What is the most efficient way to represent small values in a struct? What is the most efficient way to represent small values in a struct? c c

What is the most efficient way to represent small values in a struct?


For dense packing that doesn't incur a large overhead of reading, I'd recommend a struct with bitfields. In your example where you have four values ranging from 0 to 3, you'd define the struct as follows:

struct Foo {    unsigned char a:2;    unsigned char b:2;    unsigned char c:2;    unsigned char d:2;}

This has a size of 1 byte, and the fields can be accessed simply, i.e. foo.a, foo.b, etc.

By making your struct more densely packed, that should help with cache efficiency.

Edit:

To summarize the comments:

There's still bit fiddling happening with a bitfield, however it's done by the compiler and will most likely be more efficient than what you would write by hand (not to mention it makes your source code more concise and less prone to introducing bugs). And given the large amount of structs you'll be dealing with, the reduction of cache misses gained by using a packed struct such as this will likely make up for the overhead of bit manipulation the struct imposes.
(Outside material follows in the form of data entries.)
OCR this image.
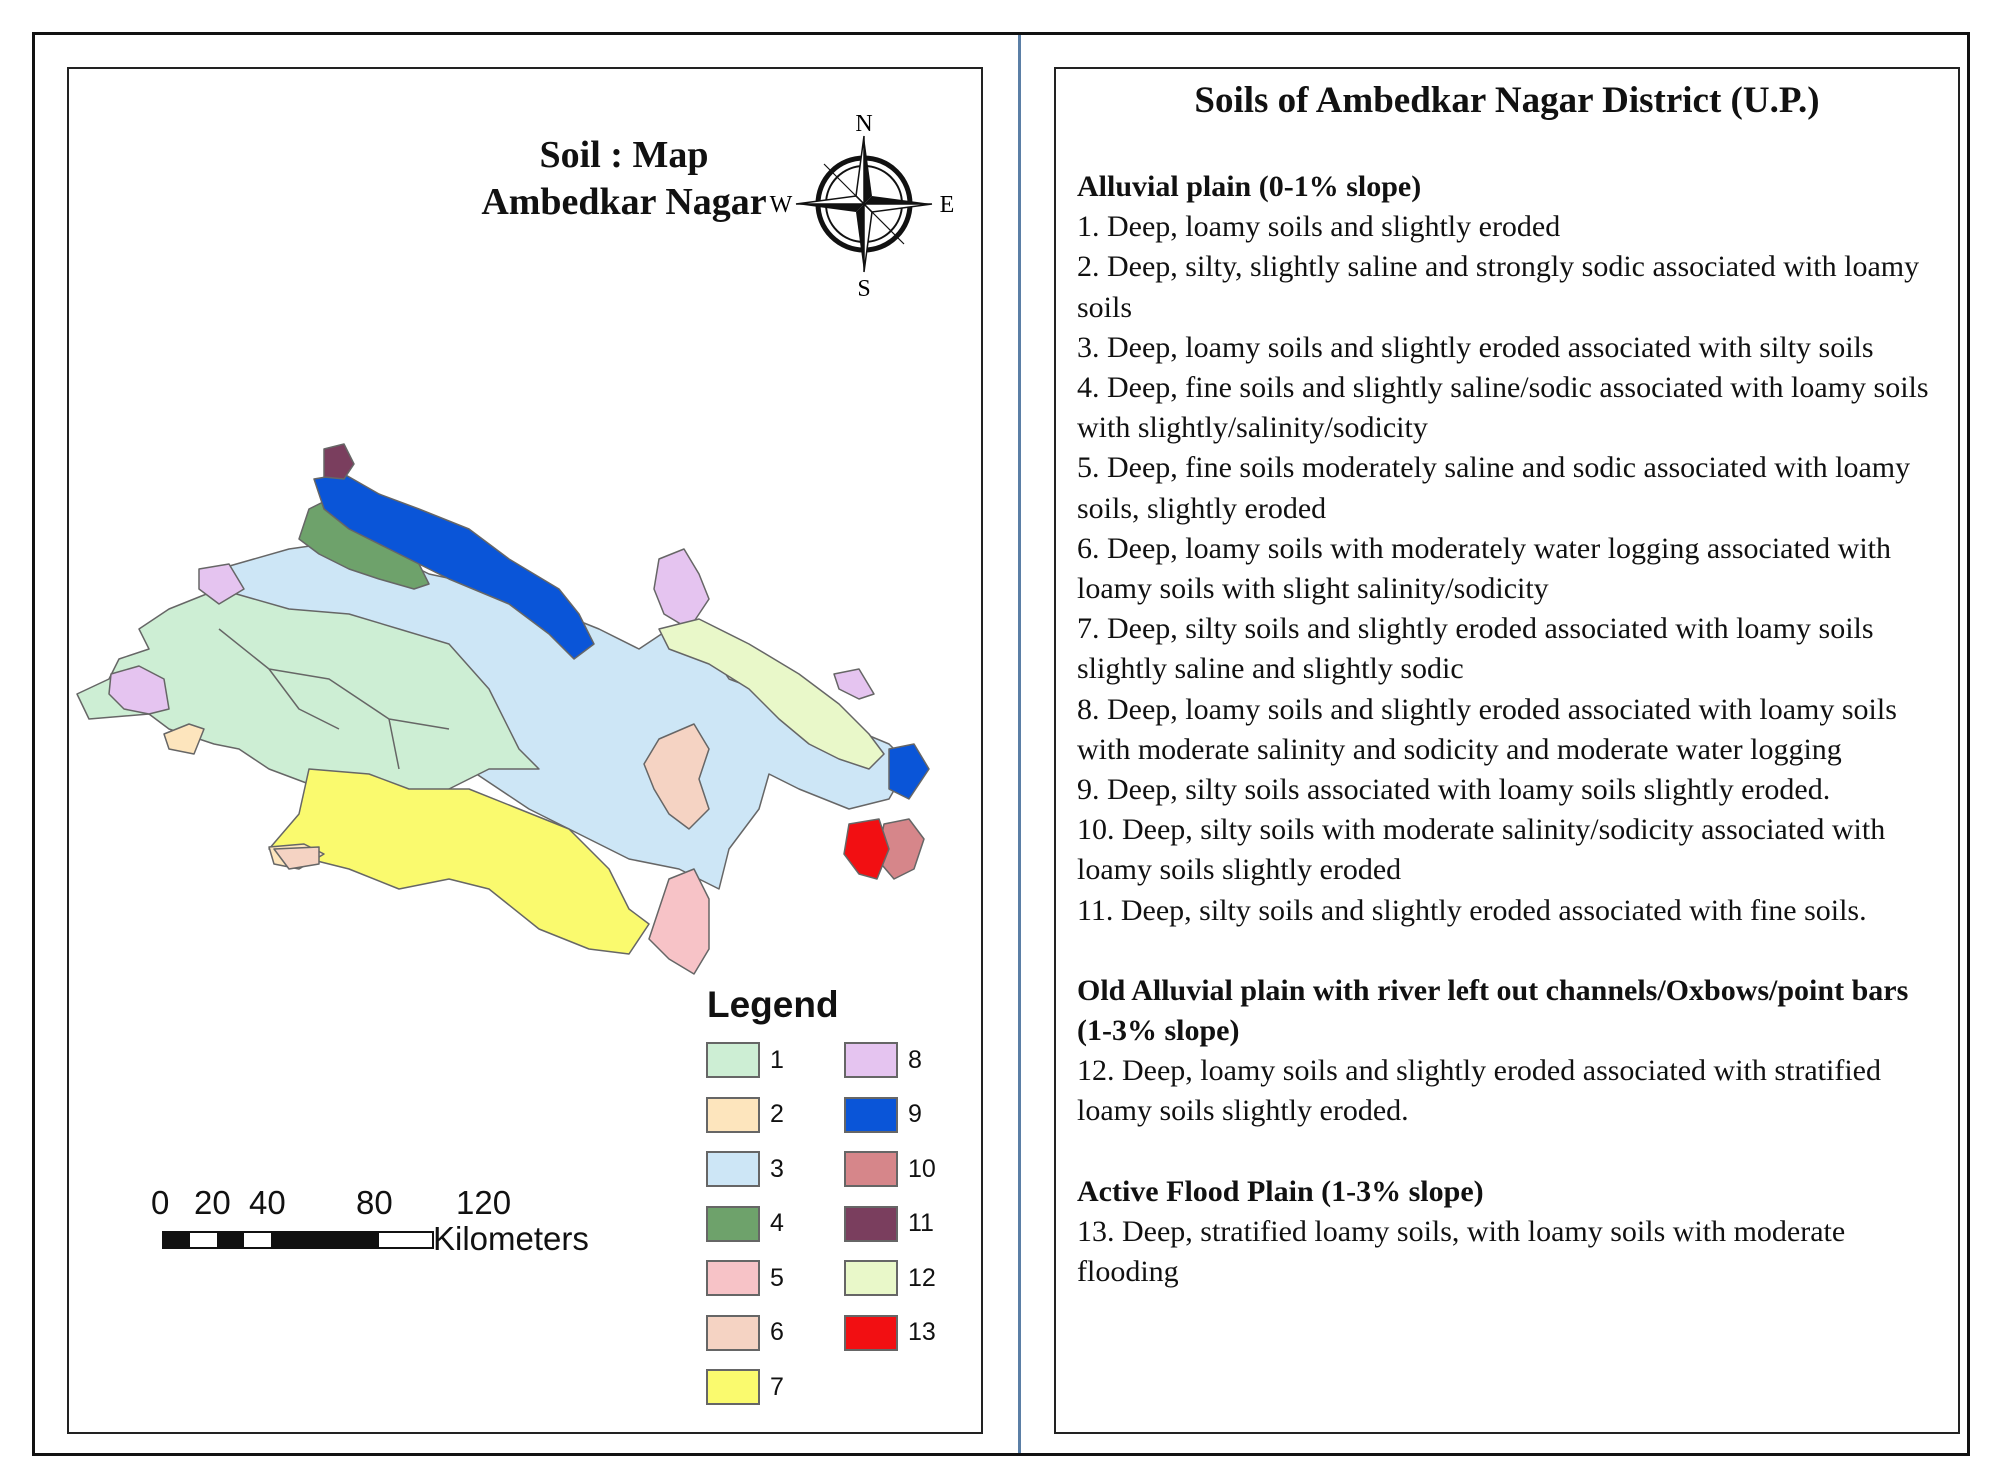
Soil : Map
Ambedkar Nagar
N
S
E
W
Legend
1
2
3
4
5
6
7
8
9
10
11
12
13
0 20 40 80 120
Kilometers
Soils of Ambedkar Nagar District (U.P.)
Alluvial plain (0-1% slope)
1. Deep, loamy soils and slightly eroded
2. Deep, silty, slightly saline and strongly sodic associated with loamy soils
3. Deep, loamy soils and slightly eroded associated with silty soils
4. Deep, fine soils and slightly saline/sodic associated with loamy soils with slightly/salinity/sodicity
5. Deep, fine soils moderately saline and sodic associated with loamy soils, slightly eroded
6. Deep, loamy soils with moderately water logging associated with loamy soils with slight salinity/sodicity
7. Deep, silty soils and slightly eroded associated with loamy soils slightly saline and slightly sodic
8. Deep, loamy soils and slightly eroded associated with loamy soils with moderate salinity and sodicity and moderate water logging
9. Deep, silty soils associated with loamy soils slightly eroded.
10. Deep, silty soils with moderate salinity/sodicity associated with loamy soils slightly eroded
11. Deep, silty soils and slightly eroded associated with fine soils.
Old Alluvial plain with river left out channels/Oxbows/point bars (1-3% slope)
12. Deep, loamy soils and slightly eroded associated with stratified loamy soils slightly eroded.
Active Flood Plain (1-3% slope)
13. Deep, stratified loamy soils, with loamy soils with moderate flooding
Pack them only if space is a consideration - for example, an array of 1,000,000 structs. Otherwise, the code needed to do shifting and masking is greater than the savings in space for the data. Hence you are more likely to have a cache miss on the I-cache than the D-cache.


There is no definitive answer, and you haven't given enough information to allow a "right" choice to be made. There are trade-offs.

Your statement that your "primary goal is time efficiency" is insufficient, since you haven't specified whether I/O time (e.g. to read data from file) is more of a concern than computational efficiency (e.g. how long some set of computations take after a user hits a "Go" button).

So it might be appropriate to write the data as a single char (to reduce time to read or write) but unpack it into an array of four int (so subsequent calculations go faster).

Also, there is no guarantee that an int is 32 bits (which you have assumed in your statement that the first packing uses 128 bits). An int can be 16 bits.